S'il était honnête avec lui-même, il devait admettre qu'il était plus que tenté. Il avait toujours cru qu'il pourrait dominer l'envie, mais aujourd'hui, sur ce banc, il savait que sa tentative de contrôle serait bientôt réduite en cendres. Et il ne pouvait même pas accabler ses étoiles. Pas quand il jouait depuis si longtemps avec le mince cylindre – sur ses lèvres ─ et sa conséquence corollaire – dans son esprit.

Augustus Waters aimait comment la cigarette devenait un accessoire sur son visage ─ débonnaire, nonchalant, prétentieux même ─ autant qu'il aimait comment il se sentait avec ─ en charge, puissant, triomphant. Porter la cigarette à ses lèvres, la laisser pendre au coin de sa bouche, à peine toucher le filtre du bout de la langue, et cependant ne jamais allumer l'objet, là résidait la véritable victoire. C'était un sacré exploit que de posséder une arme cancérigène et pourtant de résister à l'envie brûlante d'appuyer sur la détente.

Seulement ces jours-ci, Augustus était loin de se sentir fort. Il se sentait… à des lieues de faible. Faible aurait été génial. Même pourri aurait été OK. OK, peut-être pas, mais cela aurait été mieux que cette sensation de n'être qu'une passoire : criblé de millions de trous, incapable de retenir ses capacités, vide de toute chance de survie.

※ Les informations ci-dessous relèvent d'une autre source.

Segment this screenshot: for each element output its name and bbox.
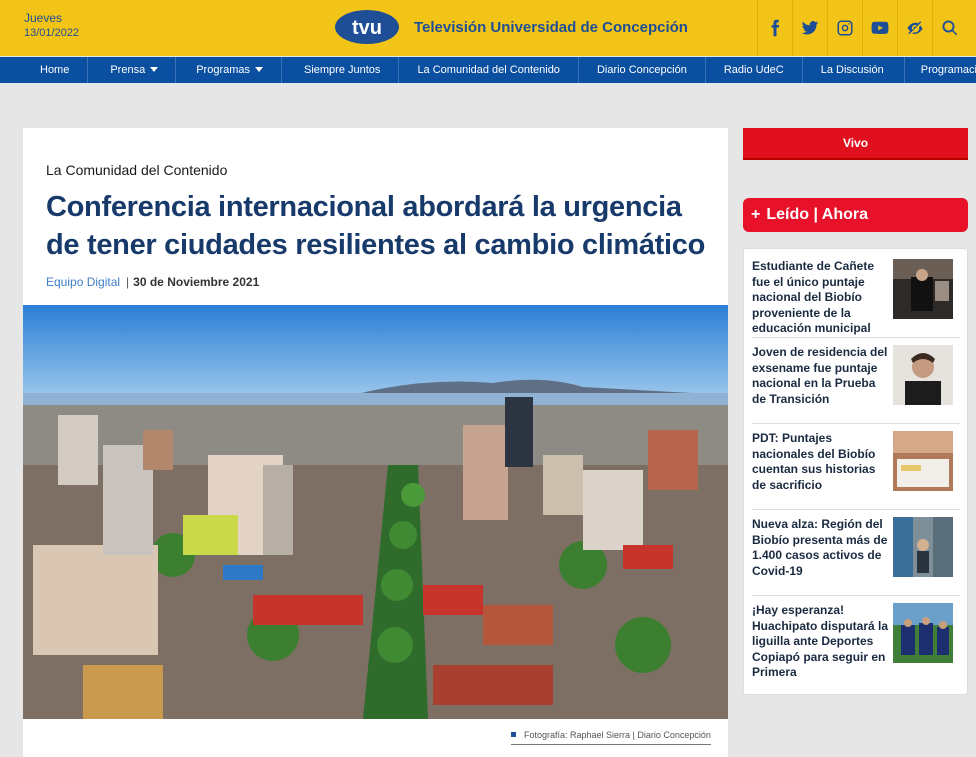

Mais Augustus avait un plan. Mieux : il avait une Métaphore. Elle s'était instillée en lui au milieu d'une nuit agitée, où son esprit avait erré entre rêves délirants et cauchemars chimériques. Il s'était réveillé en sueur, vidé par ce faux repos, mais la Métaphore lui était apparue aussi vive qu'une pépite d'illumination. La cigarette le sauverait. Il en prendrait une, suffisamment longtemps pour sentir la fumée âcre envahir sa gorge, suffisamment longtemps pour sentir le poison se répandre dans ses poumons. Comme le cancer qui avait autrefois envahi sa jambe et était revenu coloniser son corps tout entier. Puis il s'arrêterait après quelques bouffées, laisserait tomber la cigarette et l'écraserait sans remords sous sa semelle. Voilà comment il arrêterait le cancer. Et enfin il s'en irait, laissant le mégot derrière lui. Car il n'y aurait plus rien à craindre.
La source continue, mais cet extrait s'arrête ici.